Learn more about how decreasing term assurance works.
Level Term Insurance
Level term insurance is ideally suited to borrowers with interest-only mortgages.
It pays the fixed sum assured, usually set at the same amount as the original mortgage loan. Should the policyholder die at any point during the term, it ensures the mortgage can be paid off in full.
Read our jargon-free guide to level term life insurance cover.
Critical Illness Cover
Critical Illness Insurance pays a tax-free lump sum should the insured person be diagnosed with a severe illness like cancer, heart attack or stroke.
It will often cover other severe medical conditions. For example, loss of a limb, Parkinson's disease, Motor Neurone disease or blindness.
It can be bought as a standalone product or combined with a term life insurance policy. Find out more about Critical Illness Cover.

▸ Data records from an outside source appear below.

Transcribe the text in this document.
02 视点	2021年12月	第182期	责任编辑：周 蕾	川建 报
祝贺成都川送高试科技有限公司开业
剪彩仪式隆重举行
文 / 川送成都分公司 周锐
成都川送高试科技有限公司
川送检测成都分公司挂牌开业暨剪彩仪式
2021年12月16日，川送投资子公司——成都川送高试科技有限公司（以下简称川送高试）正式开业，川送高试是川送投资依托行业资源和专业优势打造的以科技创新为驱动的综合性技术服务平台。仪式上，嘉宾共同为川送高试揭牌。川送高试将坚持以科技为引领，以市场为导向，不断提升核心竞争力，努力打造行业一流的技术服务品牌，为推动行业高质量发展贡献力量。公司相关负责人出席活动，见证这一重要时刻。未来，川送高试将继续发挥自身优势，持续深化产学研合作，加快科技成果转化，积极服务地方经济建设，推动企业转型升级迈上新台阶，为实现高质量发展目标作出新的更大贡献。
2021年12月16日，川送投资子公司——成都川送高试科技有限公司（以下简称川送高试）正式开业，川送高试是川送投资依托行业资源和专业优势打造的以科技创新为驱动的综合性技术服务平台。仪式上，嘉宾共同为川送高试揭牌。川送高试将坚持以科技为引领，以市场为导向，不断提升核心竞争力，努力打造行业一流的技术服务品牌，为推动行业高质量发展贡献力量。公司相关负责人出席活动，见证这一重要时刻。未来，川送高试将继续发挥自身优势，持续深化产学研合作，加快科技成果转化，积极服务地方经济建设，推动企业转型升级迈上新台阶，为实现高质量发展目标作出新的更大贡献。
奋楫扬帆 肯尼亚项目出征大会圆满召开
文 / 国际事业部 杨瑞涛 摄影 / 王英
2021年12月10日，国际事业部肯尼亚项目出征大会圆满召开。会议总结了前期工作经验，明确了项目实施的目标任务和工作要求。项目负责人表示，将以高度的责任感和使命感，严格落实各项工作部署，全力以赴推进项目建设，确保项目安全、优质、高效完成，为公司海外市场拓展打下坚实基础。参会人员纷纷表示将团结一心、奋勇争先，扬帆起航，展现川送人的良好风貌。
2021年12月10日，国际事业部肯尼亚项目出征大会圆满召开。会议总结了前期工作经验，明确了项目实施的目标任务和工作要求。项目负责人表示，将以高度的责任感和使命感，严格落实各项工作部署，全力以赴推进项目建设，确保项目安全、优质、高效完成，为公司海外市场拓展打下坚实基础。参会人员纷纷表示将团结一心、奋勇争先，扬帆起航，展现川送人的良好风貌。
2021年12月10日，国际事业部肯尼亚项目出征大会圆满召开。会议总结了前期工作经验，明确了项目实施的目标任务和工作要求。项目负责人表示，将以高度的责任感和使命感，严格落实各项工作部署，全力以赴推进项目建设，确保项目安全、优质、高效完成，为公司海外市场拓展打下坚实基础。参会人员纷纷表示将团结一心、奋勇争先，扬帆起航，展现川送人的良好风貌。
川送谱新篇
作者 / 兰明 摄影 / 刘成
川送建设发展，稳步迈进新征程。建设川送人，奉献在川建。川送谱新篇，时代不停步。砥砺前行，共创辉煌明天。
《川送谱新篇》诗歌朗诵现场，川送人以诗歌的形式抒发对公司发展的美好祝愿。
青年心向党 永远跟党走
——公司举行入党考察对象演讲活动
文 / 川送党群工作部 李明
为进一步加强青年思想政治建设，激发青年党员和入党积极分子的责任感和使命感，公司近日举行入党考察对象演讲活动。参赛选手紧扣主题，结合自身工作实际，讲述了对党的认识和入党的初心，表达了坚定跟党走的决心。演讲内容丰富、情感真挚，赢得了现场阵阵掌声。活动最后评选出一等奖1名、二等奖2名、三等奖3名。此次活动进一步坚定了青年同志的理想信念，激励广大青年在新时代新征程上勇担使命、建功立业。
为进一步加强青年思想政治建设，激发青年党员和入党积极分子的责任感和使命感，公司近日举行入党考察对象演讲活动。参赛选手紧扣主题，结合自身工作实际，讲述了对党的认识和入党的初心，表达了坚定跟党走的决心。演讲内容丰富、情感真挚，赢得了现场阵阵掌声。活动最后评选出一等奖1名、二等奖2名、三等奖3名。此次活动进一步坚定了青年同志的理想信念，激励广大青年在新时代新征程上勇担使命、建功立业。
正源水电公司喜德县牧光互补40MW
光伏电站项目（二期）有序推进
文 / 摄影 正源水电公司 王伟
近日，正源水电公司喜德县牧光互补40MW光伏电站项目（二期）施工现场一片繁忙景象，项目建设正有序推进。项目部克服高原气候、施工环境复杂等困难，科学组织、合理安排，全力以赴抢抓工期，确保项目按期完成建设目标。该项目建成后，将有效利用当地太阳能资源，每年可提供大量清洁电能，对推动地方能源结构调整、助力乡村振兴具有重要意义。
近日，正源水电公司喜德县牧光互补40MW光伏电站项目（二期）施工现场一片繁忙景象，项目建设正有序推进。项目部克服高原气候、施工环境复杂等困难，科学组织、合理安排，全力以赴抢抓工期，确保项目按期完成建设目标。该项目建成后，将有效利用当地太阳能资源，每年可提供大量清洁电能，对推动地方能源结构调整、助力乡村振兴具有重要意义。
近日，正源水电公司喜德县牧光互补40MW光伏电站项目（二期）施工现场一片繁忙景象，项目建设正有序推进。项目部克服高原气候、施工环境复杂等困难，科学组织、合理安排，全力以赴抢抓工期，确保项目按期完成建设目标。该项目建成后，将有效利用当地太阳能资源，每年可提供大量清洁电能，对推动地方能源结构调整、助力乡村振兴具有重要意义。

Income Protection Insurance
Income Protection is widely used by the self-employed. It provides a monthly tax-free income should illness or injury prevent the policyholder from working.
Our guide to income protection for the self-employed explains the features and benefits in more detail.
Family Income Benefit
Family Income Benefit is a type of life insurance designed to help those left behind if you pass away unexpectedly.
It replaces lost income giving your partner and your children financial security should the worst happen. Read our in-depth guide to family income benefit for more information.
Buildings & Contents Insurance
Buildings insurance is mandatory for anyone taking out a mortgage, as it provides protection of the lender's security. It also means that if, for example, fire destroyed your home, the Buildings insurance policy would cover the costs of rebuilding or reinstating the home to it's previous condition.
Contents insurance protects the homeowner against the same events damaging or destroying their household contents.
Usually, Buildings and Contents insurance is sold as a combined policy but either can be bought on their own.